More than 40 percent of House Democrats deserted Mr. Obama last week in the vote over training and equipping the Syrian rebels to fight the Islamic State terrorists.
Vulnerable Democratic incumbents and challengers in the South and parts of the West won’t be asking Mr. Obama to campaign for them in states where he is very unpopular.
Polls show he has lost the confidence of voters on his handling of national security and foreign-policy issues, and on the economy, which he says is “moving in the right direction.”
Gallup’s pollsters reported Tuesday that economic confidence continues to slip under his presidency. Only 38 percent of Americans “said the economy was ’getting better,’” while 57 percent said it is “getting worse.”
Meantime, polls show increasing confidence in the GOP on the economy and putting it back on the right track — as party leaders have been focusing their firepower on bread-and-butter issues to accelerate economic growth, business investment and job creation.
House Speaker John A. Boehner, Ohio Republican, who was hurt by last year’s 16-day government shutdown, now finds his party rallying behind his leadership to get a budget bill passed and pushing a robust economic-growth message in the midterm campaign.
Last week, in an address at the American Enterprise Institute, he laid out an aggressive, five-point, legislative agenda to create millions of jobs by overhauling the tax system to unlock needed capital investment.

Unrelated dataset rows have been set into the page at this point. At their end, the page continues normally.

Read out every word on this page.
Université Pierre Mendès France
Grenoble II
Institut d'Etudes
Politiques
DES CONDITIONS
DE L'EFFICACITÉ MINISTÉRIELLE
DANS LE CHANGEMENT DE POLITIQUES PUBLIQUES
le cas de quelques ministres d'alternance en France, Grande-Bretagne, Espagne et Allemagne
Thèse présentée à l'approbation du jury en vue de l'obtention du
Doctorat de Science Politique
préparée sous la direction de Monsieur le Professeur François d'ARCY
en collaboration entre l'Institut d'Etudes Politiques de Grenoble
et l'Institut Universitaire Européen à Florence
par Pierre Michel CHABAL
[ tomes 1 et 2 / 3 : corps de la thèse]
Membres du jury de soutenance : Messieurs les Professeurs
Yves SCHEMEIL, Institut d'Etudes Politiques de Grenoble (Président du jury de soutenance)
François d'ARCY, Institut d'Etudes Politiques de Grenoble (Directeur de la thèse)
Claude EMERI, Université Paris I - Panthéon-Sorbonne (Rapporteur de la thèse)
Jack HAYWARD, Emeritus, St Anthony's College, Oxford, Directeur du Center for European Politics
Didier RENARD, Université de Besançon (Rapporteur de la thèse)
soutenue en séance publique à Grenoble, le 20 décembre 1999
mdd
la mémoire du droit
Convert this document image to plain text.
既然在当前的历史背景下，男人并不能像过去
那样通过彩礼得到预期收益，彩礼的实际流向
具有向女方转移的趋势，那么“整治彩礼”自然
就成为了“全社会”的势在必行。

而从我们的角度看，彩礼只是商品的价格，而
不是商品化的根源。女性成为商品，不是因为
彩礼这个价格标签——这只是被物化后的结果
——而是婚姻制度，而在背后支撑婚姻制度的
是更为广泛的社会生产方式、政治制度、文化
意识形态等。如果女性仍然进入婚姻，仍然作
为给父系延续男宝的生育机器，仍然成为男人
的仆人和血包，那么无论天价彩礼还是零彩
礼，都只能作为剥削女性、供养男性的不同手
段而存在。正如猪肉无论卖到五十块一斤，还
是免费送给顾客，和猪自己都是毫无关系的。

“Let’s fix the whole tax code,” Mr. Boehner said. “Make it pro-growth and pro-family. Bring down the [tax] rates for every American, clear out the loopholes, allow people to do their taxes on two — yes, two — sheets of paper.”
House Republicans had such a plan ready to pass last year, but it faced bitter Democratic opposition from Mr. Reid and from Mr. Obama, who has given the GOP’s plan the cold shoulder and who are calling instead for higher job-killing taxes on the economy.
Now, in a little more than six weeks, the voters will have the chance to fire the Democrats and replace them with pro-job lawmakers who know what it takes to get this economy moving again.
Donald Lambro is a syndicated columnist and contributor to The Washington Times.